Les groupes de la société civile afghane – en particulier les groupes de défense des femmes – ont demandé que les droits fondamentaux et le bien-être des Afghans ne soient pas mis en péril par les éventuels pourparlers en vue d’une réconciliation avec les talibans. Mais leurs voix ont été largement ignorées.

Neuf des 70 membres du Conseil supérieur de la paix sont des femmes, ce qui est peu. Cet organe du gouvernement afghan est chargé de diriger les pourparlers de paix et de réconciliation avec les talibans et d’autres groupes armés. Or, même ces femmes sont écartées de certaines négociations importantes engagées par le Conseil en faveur de la paix.

« La participation de femmes aux pourparlers de paix doit être véritable et significative, et leurs principales préoccupations doivent être pleinement prises en considération, conformément aux résolutions du Conseil de sécurité des Nations unies sur les femmes, la paix et la sécurité », a indiqué Polly Truscott.

Le bilan des talibans sur le plan des droits humains est épouvantable, que l’on parle de l’époque où ils étaient au pouvoir ou des insurgés d’aujourd’hui.

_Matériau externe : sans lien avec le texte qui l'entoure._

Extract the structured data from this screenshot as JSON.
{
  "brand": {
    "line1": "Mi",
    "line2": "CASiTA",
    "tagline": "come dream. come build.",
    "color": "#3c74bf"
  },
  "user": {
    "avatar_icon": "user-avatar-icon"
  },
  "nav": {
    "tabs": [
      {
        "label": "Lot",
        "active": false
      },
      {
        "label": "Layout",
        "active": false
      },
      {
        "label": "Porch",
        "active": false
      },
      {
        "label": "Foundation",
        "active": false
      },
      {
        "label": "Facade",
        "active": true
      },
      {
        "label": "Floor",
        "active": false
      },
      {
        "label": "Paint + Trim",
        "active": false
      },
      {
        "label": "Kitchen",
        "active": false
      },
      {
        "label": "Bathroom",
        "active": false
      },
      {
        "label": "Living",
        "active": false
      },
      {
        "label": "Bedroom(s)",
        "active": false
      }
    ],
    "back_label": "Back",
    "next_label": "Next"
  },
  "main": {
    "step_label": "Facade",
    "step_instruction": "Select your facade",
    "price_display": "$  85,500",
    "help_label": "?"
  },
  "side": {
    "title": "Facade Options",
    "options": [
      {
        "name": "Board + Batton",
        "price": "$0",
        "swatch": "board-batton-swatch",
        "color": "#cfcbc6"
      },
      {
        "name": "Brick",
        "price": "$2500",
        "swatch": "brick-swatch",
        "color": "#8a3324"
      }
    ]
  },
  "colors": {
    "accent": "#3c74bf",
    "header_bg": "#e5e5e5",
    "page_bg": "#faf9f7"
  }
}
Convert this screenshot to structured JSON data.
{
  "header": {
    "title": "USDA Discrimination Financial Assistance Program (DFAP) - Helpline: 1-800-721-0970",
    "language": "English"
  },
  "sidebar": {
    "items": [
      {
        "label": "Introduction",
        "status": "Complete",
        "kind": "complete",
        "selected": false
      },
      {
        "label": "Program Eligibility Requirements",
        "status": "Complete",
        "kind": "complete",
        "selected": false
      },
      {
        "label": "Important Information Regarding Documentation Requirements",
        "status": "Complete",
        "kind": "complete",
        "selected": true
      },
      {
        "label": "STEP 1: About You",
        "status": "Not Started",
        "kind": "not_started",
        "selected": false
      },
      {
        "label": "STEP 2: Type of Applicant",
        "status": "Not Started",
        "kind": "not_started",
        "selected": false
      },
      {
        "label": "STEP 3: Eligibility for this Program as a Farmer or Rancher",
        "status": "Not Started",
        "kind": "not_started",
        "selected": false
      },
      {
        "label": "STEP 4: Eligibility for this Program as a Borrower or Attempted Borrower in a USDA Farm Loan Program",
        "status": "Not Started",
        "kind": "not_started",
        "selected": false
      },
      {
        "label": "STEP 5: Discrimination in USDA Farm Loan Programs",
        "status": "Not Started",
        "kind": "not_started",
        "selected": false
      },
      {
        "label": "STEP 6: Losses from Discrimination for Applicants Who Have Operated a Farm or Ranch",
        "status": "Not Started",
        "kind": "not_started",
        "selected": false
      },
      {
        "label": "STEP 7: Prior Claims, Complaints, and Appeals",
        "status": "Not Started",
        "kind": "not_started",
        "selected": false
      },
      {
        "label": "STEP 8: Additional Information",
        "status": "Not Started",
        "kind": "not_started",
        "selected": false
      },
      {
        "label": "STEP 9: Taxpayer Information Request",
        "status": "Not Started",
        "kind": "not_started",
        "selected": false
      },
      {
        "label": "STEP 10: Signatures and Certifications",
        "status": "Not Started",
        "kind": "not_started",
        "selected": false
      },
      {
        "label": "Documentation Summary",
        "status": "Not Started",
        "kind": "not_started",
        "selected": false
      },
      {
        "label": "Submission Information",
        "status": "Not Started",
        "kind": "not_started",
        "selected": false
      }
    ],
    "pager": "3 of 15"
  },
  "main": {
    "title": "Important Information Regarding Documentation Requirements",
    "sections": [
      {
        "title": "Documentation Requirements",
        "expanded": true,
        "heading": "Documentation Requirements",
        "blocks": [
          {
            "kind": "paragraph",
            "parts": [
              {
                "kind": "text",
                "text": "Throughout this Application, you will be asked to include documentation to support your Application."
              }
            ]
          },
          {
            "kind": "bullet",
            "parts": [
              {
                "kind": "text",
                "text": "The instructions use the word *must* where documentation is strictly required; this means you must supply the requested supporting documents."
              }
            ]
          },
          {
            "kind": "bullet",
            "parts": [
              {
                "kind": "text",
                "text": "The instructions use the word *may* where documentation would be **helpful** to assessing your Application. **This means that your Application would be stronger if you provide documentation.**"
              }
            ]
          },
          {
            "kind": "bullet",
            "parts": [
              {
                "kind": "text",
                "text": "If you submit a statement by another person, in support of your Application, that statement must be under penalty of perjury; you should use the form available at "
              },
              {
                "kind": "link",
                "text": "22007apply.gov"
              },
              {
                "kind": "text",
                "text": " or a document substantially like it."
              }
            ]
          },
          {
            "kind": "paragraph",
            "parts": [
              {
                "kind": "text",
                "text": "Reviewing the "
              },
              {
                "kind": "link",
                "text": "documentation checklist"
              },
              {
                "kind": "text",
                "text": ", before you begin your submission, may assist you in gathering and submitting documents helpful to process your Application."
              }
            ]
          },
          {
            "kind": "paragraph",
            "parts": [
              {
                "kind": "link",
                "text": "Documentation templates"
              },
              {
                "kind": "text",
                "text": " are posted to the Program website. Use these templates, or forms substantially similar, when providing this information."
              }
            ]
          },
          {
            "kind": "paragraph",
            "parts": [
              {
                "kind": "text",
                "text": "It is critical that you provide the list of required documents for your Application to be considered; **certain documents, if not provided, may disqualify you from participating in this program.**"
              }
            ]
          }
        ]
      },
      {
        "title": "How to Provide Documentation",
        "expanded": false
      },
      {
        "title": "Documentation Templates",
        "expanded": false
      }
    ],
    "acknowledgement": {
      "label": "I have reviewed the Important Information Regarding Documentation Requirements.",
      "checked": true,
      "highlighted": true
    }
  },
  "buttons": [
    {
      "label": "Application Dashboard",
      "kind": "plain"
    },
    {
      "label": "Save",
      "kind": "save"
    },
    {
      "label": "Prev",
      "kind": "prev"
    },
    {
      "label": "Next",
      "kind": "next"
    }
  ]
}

Aujourd’hui, dans les zones sous leur contrôle, ils ont – comme lorsqu’ils ont dirigé le pays, de 1996 à 2001 – sérieusement restreint les droits des fillettes, des jeunes filles et des femmes, les privant notamment d’éducation, d’emploi, de liberté de mouvement, ainsi que de toute participation et représentation politique.

Dans le contexte de leur insurrection, les combattants talibans ont pris pour cibles et tué des civils qu’ils considèrent comme des « espions » ou des « collaborateurs » œuvrant pour le compte du gouvernement afghan et des forces internationales, et se sont rendus coupables d’enlèvements, tuant souvent leurs victimes.

Les talibans ne s’efforcent par ailleurs guère d’opérer de distinction entre cibles civiles et militaires, et ont lancé des centaines d’attaques aveugles, commettant notamment des attentats suicides et des attaques à la bombe au bord des routes, dans lesquels des centaines de civils, dont des enfants, ont été tués ou blessés.

Le nombre de victimes civiles a augmenté de 24 % au cours des cinq premiers mois de 2013, 3 092 personnes ayant été tuées ou blessées, selon les Nations unies.

Les groupes d’insurgés étaient responsables dans 74 % des cas étudiés, en particulier du fait de leur recours à des dispositifs explosifs improvisés.